Scientists consider between 100,000 and 1 million cells per gram to be an important threshold for bacteria in wounds: Below that limit, they’re not likely to cause a problem; above it, the infection becomes dangerous. Healing slows. The microbe population skyrockets and eventually forms a biofilm, little “villages” that antibiotics can’t penetrate. Biofilm enzymes degrade fat and skin. “These biofilms are devils because, in order to destroy a biofilm, you actually have to scrape it off,” says Mills.
Based on the tissue samples, these sensors can detect an infection hours before a biofilm sets in—by the time populations reach that 1 million mark, the indicator would have turned green. Hours may not seem like a lot of lead time, but it’s far better than the standard three days between dressing changes. “All hell can break loose” in a few hours, much less three days, Mills says. And people may not feel that something is wrong on their own until it’s too late, he adds, because those with chronic wounds from diabetes or bed sores also deal with nerve damage or insensitivity.
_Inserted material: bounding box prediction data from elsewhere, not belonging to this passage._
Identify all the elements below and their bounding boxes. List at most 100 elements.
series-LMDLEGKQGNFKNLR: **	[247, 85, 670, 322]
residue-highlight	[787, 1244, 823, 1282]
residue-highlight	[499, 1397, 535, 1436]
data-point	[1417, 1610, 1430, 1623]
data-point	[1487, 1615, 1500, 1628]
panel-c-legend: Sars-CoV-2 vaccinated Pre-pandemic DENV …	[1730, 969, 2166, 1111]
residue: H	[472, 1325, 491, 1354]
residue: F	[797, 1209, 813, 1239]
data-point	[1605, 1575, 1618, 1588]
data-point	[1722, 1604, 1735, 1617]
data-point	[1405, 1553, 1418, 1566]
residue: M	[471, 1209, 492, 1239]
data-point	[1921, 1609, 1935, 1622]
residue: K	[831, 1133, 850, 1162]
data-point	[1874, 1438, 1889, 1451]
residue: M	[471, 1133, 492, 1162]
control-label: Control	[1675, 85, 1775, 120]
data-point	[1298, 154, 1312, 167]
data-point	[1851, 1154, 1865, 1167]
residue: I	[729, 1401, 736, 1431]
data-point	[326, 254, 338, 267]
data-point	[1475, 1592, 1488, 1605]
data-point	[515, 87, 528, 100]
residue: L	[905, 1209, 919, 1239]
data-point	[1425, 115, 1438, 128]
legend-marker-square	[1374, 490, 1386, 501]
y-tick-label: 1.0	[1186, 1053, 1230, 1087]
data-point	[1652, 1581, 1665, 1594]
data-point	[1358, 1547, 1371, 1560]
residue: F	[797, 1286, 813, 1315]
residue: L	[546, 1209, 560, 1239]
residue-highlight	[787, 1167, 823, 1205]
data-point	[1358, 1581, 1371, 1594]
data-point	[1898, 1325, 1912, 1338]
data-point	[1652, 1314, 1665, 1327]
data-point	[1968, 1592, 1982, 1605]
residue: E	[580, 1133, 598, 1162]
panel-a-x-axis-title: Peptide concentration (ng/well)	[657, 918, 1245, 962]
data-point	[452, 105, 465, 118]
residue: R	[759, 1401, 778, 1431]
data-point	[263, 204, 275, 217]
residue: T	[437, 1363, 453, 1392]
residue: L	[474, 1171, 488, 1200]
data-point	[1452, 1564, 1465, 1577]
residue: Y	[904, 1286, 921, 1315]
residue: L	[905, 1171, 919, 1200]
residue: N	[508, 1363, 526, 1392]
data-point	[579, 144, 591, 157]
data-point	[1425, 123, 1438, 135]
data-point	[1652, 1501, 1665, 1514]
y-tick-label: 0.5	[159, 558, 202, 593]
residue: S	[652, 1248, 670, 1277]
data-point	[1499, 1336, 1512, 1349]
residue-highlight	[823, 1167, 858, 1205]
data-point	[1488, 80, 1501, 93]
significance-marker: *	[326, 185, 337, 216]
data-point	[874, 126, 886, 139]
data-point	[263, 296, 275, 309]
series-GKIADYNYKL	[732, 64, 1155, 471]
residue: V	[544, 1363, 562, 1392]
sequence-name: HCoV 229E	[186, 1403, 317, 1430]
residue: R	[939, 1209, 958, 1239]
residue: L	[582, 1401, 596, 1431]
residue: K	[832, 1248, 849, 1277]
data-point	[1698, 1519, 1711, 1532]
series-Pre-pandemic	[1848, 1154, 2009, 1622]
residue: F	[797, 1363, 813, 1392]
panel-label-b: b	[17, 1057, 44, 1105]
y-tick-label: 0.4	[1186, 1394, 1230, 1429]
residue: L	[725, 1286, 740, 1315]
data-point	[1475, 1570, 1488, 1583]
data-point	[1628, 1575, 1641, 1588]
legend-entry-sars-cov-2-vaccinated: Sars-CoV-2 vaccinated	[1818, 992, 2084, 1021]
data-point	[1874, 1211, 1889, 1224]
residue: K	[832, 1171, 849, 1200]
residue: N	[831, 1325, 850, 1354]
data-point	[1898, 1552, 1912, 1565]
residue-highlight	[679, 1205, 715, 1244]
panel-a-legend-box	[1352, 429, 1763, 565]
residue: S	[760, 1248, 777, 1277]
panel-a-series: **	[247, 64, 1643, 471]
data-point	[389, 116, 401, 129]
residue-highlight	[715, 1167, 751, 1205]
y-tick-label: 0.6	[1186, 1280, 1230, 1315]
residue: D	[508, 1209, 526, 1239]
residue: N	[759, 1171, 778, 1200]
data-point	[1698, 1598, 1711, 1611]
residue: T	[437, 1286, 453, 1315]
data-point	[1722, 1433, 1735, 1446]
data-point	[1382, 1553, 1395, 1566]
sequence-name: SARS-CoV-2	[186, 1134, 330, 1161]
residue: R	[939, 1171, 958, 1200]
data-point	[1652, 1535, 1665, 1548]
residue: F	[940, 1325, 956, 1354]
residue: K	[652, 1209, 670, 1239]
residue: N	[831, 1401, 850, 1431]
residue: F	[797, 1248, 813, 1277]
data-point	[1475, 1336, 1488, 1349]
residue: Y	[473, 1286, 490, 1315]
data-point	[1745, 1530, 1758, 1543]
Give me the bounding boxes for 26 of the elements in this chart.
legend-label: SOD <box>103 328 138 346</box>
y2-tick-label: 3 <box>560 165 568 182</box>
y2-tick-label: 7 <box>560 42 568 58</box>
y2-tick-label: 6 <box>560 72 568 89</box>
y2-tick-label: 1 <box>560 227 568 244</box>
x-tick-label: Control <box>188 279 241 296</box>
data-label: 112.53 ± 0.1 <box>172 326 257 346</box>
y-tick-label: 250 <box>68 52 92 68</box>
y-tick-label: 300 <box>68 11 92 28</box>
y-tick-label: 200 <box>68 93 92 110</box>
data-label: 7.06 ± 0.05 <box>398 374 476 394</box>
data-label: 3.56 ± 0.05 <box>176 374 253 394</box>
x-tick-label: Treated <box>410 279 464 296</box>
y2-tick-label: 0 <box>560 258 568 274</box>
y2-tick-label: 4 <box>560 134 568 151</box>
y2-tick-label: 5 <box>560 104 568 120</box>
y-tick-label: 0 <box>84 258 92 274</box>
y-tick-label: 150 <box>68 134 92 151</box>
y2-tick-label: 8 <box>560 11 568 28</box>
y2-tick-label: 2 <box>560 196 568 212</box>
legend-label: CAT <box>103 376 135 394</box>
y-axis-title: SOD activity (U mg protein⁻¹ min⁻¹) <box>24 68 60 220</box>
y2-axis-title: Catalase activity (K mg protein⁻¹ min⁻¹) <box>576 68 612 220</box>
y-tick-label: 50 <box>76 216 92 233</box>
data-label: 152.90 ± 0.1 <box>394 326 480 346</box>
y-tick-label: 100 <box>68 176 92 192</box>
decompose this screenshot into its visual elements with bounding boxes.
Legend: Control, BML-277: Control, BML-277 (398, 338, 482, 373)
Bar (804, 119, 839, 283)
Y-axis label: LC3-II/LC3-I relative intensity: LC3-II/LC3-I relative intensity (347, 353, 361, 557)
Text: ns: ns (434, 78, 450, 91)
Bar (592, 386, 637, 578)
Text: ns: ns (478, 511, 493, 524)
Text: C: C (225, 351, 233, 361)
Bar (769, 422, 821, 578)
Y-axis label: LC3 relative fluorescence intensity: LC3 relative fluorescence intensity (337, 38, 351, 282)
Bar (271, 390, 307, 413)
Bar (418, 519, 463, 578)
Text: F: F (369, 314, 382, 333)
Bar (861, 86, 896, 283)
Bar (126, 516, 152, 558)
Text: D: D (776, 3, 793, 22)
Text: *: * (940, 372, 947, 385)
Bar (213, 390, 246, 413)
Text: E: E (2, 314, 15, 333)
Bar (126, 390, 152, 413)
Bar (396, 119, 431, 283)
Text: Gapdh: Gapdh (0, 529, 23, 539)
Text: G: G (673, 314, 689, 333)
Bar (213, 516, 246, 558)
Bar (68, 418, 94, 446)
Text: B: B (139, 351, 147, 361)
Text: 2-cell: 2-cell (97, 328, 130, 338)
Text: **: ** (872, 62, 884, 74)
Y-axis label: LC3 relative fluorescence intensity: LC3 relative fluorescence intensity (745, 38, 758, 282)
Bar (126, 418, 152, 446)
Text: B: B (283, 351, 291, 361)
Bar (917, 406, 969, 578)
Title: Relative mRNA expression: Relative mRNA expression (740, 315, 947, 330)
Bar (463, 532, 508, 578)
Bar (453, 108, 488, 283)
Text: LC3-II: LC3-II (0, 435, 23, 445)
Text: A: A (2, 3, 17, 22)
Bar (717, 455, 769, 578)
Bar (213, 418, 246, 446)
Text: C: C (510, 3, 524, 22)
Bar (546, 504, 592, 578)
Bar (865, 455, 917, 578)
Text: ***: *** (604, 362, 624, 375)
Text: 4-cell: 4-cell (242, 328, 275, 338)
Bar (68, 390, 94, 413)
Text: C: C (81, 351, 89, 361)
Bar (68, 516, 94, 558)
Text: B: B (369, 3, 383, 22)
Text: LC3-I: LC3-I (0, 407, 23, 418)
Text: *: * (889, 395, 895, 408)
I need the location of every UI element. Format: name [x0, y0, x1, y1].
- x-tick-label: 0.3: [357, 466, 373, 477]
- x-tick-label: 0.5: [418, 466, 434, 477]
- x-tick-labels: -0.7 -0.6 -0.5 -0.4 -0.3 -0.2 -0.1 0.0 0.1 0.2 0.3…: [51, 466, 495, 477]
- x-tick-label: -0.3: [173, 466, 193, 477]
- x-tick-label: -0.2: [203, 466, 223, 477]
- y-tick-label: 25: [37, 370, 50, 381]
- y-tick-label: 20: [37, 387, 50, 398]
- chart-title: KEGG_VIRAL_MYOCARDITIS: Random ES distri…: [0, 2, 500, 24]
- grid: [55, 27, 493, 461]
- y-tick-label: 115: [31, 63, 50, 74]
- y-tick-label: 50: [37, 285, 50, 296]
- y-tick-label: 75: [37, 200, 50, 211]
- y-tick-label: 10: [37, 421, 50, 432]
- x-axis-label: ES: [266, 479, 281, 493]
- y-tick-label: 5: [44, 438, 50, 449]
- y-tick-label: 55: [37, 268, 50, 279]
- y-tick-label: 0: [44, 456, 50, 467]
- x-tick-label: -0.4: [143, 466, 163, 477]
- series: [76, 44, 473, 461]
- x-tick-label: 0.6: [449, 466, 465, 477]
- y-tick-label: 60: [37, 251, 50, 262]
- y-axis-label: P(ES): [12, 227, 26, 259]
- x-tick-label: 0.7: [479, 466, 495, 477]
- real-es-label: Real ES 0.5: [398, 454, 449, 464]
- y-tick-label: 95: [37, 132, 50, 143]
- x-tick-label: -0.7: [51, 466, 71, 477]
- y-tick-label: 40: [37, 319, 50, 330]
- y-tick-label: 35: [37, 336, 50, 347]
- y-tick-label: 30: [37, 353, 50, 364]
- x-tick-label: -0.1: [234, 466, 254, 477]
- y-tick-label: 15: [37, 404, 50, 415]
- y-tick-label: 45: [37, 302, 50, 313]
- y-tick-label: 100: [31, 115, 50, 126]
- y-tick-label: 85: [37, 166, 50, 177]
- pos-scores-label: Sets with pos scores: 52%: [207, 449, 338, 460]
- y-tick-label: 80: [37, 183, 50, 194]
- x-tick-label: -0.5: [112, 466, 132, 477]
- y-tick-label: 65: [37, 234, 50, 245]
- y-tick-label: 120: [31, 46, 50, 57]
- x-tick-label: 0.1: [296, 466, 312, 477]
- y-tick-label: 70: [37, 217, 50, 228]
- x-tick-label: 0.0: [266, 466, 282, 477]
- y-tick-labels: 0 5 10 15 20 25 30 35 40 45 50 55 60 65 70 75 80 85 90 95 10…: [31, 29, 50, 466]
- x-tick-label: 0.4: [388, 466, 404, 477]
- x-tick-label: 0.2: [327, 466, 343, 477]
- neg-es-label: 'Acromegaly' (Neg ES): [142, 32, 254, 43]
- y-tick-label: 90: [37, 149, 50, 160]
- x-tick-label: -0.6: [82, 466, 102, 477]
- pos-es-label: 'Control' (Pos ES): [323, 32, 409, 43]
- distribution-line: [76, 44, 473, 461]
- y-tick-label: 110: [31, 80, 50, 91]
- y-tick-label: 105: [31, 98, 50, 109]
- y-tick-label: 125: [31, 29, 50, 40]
The threshold of 1 million cells per gram is only moderately sensitive, but it still beats current methods, says Gayle Gordillo, chief of plastic surgery and director of wound services at Indiana University School of Medicine. Right now, clinics must pull a bacterial sample from wound tissue and wait for cultures to grow in a lab. That takes about a day at the very least. (And some biofilms will stubbornly refuse to grow in lab cultures, causing false negatives.) “I tell people, we have 19th century microbiology tools. And biofilms are a 21st century problem,” Gordillo says. The new sensor, she says, is “quicker, so it’s great.”
Gordillo does note that most—if not all—chronic wounds contain biofilms. So she imagines the sensors would be most useful on wounds that have already been thoroughly cleaned and now need to be monitored as they heal. “It’s sort of like an alarm,” she says. “It’s going to tell you when infection sets back in.
Goluch says that since CO2 is so fundamental to life, it’s a powerful indicator for picking up infections of any type. But he notes that it’s very common, and that a live human patient will also be emitting it from their cells, so the sensor will have to be tuned to avoid false positives.
Mills already has some ideas for how doctors and patients might use these devices. For example, most people deal with chronic wounds as outpatients, traveling to the doctor once or twice a week just to check for infections. Mills says that an infection sensor can cut the frequency of those visits, and Goluch agrees that keeping the dressing on longer would also reduce the risk of exposing the wound to bacteria.
“Another area where this would be really valuable is to be able to quantify how well a drug is working for treating infection,” Goluch says, either in a doctor’s office, or as a research tool for clinical trials. “It’s promising enough that either these researchers or another set should take it to the next step.”
Mills’ team is now hoping to partner with companies that already sell wound dressings to test the idea in human clinical trials. They are also working to tack on additional sensors to sniff for other chemicals like sulfides or nitrogen-containing amines, which indicate particular kinds of infections.
There’s still a long way to go before the sensors are ready for medical use, but Mills is proud that their simple design has worked so far. “Sometimes it’s the simple ideas that are really groundbreaking,” he says. “And I think we’ve got one here.”